The researchers say the effect on oceans will also create a burden in higher income areas, though “it is a much larger problem for people who simply do not have the financial resources to adapt.”
“What is really sobering about these findings is that they don’t even include other impacts to the world’s oceans such as sea level rise, pollution, over-fishing, and increasing storm intensity and frequency,” added Thurber, a post-doctoral fellow in OSU’s College of Earth, Ocean, and Atmospheric Sciences. “All of these could compound the problem significantly.”
In their study, the researchers used global distribution maps of 32 marine habitats and biodiversity hotspots and overlaid that with climate models developed for the Intergovernmental Panel on Climate Change Fifth Assessment Report, presented in Stockholm, Sweden, this fall. They then compared the results with the latest available data on human use of marine goods and services to estimate the vulnerability of coastal populations worldwide.
The models had a range of outcomes, but all agreed that most of the world’s oceans would suffer negative impacts of varying intensities from the four major stressors. Only a small fraction of the oceans—mostly in Antarctica and to a lesser extent, small areas of the Atlantic—will see potential increases in oxygen or biological productivity, the study noted.
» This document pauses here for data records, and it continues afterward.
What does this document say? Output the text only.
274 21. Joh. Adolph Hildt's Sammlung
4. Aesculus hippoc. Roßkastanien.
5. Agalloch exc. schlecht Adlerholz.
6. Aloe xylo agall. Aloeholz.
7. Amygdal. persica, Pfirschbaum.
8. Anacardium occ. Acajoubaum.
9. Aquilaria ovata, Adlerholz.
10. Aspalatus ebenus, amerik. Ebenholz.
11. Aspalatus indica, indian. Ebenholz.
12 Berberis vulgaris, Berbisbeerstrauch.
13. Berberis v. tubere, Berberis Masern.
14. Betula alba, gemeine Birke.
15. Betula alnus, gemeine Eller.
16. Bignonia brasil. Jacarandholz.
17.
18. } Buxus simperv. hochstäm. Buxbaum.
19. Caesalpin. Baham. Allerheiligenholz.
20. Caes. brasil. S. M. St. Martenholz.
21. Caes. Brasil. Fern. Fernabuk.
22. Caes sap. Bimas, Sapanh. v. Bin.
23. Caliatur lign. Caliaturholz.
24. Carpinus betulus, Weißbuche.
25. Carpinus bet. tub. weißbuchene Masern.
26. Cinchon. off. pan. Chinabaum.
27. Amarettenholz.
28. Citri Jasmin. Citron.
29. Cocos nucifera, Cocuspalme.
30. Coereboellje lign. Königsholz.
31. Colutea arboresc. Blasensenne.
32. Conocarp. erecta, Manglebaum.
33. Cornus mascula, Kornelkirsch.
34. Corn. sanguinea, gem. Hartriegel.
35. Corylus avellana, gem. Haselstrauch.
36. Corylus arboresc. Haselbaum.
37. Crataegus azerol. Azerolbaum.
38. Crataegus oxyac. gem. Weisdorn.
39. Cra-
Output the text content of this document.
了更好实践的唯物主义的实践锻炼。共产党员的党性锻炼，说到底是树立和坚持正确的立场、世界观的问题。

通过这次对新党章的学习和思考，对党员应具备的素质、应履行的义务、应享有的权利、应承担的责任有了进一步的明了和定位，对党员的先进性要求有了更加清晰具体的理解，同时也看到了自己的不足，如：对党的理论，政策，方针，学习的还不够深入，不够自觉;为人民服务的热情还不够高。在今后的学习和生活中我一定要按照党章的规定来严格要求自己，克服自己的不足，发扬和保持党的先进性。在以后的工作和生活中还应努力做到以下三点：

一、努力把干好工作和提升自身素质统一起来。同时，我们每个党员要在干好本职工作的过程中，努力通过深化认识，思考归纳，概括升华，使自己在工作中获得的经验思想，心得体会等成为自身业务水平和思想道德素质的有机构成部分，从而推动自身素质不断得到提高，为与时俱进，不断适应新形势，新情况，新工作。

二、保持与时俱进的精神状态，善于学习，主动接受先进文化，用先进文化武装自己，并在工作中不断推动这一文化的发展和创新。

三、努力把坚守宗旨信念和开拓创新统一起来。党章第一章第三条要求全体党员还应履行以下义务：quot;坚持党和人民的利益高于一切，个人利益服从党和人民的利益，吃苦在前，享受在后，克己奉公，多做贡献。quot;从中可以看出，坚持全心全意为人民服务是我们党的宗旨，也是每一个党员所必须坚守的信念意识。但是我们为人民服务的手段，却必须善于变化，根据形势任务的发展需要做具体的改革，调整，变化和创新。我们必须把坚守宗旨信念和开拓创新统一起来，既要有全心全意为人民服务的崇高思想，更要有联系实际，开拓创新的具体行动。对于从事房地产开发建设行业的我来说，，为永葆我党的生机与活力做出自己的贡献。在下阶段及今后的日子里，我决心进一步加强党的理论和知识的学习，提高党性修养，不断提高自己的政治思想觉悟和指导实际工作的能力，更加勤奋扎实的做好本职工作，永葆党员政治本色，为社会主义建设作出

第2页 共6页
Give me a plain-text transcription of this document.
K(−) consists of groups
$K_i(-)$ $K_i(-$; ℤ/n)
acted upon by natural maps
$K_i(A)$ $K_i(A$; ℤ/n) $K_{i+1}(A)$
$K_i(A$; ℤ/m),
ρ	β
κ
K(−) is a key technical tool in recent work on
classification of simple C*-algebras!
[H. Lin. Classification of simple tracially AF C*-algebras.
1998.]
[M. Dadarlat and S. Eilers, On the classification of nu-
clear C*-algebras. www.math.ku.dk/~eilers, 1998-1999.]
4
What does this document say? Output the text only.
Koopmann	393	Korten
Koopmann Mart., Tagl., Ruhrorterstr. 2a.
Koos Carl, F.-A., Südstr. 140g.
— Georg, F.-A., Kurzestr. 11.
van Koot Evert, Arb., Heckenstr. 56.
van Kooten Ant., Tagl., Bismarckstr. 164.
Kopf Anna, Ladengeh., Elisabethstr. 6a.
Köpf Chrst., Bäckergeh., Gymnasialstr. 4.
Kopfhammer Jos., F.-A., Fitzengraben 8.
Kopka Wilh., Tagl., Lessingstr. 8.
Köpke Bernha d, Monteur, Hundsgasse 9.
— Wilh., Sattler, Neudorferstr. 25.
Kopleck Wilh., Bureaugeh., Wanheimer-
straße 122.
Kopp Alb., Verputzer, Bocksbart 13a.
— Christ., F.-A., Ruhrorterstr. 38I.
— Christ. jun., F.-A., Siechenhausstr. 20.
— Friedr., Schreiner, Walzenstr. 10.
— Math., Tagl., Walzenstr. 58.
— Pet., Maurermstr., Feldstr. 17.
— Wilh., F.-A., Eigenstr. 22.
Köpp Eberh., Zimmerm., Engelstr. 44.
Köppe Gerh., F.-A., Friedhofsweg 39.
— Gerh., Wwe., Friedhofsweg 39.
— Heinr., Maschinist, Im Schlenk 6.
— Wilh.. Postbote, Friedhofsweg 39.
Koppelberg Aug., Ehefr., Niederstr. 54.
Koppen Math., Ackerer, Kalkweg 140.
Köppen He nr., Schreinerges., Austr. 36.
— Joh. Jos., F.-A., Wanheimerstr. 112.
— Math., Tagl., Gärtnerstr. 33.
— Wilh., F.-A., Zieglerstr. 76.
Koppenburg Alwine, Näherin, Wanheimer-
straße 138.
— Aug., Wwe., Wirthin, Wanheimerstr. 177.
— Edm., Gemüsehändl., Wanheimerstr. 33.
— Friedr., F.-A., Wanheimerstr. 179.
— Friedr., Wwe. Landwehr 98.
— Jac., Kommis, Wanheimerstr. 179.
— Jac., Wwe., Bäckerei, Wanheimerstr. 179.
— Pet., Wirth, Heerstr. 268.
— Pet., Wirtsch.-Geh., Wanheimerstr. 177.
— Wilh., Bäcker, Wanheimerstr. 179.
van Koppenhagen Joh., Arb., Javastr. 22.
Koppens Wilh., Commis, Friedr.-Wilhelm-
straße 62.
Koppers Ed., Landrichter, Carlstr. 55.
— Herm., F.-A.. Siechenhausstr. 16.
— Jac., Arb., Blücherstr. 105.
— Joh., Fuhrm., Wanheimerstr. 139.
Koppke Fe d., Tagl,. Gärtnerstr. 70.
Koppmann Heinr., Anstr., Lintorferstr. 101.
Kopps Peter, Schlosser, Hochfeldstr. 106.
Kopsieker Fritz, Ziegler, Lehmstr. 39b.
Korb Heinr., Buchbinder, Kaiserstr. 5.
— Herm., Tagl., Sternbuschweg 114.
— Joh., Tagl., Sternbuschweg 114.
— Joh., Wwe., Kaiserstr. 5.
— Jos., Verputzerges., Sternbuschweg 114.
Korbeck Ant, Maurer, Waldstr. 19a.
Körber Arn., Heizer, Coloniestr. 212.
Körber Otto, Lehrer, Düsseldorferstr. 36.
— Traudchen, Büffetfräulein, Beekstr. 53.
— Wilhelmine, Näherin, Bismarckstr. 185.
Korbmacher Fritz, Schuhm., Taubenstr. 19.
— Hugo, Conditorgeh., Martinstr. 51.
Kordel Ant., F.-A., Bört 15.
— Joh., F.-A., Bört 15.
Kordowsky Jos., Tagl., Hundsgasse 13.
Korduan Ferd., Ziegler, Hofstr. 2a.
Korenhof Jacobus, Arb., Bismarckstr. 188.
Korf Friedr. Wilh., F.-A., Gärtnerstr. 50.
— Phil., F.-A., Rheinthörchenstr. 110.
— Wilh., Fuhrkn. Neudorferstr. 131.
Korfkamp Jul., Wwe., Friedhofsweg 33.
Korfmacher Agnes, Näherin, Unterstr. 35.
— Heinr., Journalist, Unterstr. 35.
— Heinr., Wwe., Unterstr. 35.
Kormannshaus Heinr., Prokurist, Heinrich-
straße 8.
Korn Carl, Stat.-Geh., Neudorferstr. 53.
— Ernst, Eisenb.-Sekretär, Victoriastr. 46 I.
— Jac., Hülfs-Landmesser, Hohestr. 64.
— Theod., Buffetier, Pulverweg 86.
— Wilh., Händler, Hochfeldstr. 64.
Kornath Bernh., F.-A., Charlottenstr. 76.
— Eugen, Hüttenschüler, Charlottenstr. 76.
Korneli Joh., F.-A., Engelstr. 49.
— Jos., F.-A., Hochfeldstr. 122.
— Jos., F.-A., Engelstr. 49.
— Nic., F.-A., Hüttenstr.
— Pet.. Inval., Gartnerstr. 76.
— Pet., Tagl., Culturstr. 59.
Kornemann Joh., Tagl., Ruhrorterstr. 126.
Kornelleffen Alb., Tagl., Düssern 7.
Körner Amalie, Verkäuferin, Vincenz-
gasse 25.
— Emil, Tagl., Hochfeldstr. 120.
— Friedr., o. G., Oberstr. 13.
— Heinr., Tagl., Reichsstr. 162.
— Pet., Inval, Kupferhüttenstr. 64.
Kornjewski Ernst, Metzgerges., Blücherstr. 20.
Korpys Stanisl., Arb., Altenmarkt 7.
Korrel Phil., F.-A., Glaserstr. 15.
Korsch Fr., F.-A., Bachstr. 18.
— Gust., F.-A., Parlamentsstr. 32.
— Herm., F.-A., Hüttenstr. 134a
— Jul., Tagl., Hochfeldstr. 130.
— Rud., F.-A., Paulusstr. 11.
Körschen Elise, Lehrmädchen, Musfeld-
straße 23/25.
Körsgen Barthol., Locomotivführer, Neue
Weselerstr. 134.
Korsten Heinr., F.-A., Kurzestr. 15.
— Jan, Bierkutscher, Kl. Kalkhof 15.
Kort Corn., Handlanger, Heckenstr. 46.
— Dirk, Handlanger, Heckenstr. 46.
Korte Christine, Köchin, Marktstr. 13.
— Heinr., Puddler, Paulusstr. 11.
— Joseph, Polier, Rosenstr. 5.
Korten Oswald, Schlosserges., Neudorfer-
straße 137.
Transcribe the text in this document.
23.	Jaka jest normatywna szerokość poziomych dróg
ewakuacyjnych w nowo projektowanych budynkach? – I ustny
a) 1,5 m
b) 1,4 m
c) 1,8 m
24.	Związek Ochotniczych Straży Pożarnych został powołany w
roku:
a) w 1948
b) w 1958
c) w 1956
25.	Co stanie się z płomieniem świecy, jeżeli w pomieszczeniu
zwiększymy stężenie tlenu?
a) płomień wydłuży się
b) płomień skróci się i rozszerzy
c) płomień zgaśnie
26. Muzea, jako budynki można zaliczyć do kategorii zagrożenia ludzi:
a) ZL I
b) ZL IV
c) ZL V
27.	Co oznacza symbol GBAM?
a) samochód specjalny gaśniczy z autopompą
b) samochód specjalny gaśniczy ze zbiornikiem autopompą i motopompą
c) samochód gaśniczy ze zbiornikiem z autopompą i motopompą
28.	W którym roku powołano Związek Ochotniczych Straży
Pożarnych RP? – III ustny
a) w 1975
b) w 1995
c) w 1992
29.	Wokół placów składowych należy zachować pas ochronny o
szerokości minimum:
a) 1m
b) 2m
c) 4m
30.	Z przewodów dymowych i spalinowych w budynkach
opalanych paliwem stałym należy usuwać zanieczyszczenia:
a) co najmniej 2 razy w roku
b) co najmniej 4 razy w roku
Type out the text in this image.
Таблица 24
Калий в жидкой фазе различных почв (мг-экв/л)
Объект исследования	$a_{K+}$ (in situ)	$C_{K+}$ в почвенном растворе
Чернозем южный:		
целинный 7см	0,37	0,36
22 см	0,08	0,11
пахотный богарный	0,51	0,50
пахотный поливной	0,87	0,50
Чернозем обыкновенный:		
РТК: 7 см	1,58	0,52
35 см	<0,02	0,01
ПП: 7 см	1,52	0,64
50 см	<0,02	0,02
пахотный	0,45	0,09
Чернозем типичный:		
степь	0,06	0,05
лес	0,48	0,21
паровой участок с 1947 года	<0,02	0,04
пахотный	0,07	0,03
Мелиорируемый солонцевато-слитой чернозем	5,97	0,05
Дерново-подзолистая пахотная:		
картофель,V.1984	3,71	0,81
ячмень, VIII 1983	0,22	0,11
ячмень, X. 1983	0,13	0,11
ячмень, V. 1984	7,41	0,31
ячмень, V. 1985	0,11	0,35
By 2100, nowhere in the world are ocean waters expected to be cooler or less acidic than they are today.
“When you look at overlapping stressors, the Northern Hemisphere appears to be in real trouble,” Thurber said. “The same grim outlook is apparent for the strong upwelling zones off Chile and southern Africa. Another ‘red spot’ is the Pacific Northwest of the U.S., which already is seeing the impact of low oxygen and rising acidification.”
It is the combination of stressors that makes upwelling areas—where deep, nutrient-rich water is brought to the surface to fertilize the upper water column—of greatest concern, the researchers noted. The models also suggest that marine food webs based on the production of euphausiids and other krill, or tiny marine crustaceans, are highly at-risk.
“A lot of marine animals, including many whale populations, are dependent upon krill or the other organisms that consume krill, for survival—and krill habitat has some of the greatest overlap in all the stressors we looked at,” Thurber said. “On the other hand, coral reefs—even though they didn’t rank as high as other areas for stressor overlap—are in trouble due to just two of the stressors, acidification and temperature. So a low score doesn’t necessarily mean these areas are unlikely to be affected.”
Thurber and three colleagues originally conceived of the idea of the meta-analysis of data to forecast the impact of climate change on the world’s deep sea, an idea that was re-cast when they organized an international workshop that drew many principal investigators of recent climate change studies. Notable among the researchers was Camila Mora of the Univ. of Hawai’i at Mañoa, who spearheaded an effort to include shallow water and the human elements into the data analysis.
“The consequences of these co-occurring changes are massive,” Mora said. “Everything from species survival to abundance, to range size, to body size, to species richness, to ecosystem functioning are affected by changes in ocean biogeochemistry.”
The study is unusual because of its scope, and the analysis of multiple factors. Most previous studies have looked at one variable—such as ocean warming or increasing acidification—but not multiple stressors, or they focused on one geographic area. It also brought the human dimension into play, which few climate change studies have attempted.
“One of the real highlights of the study is its inclusion of the deep sea into our understanding of human impacts on climate,” Thurber said. “We often think of this vast habitat as immune to human activity, but we found that this largest and most stable area of our planet is likely to see multiple impacts from our activities.”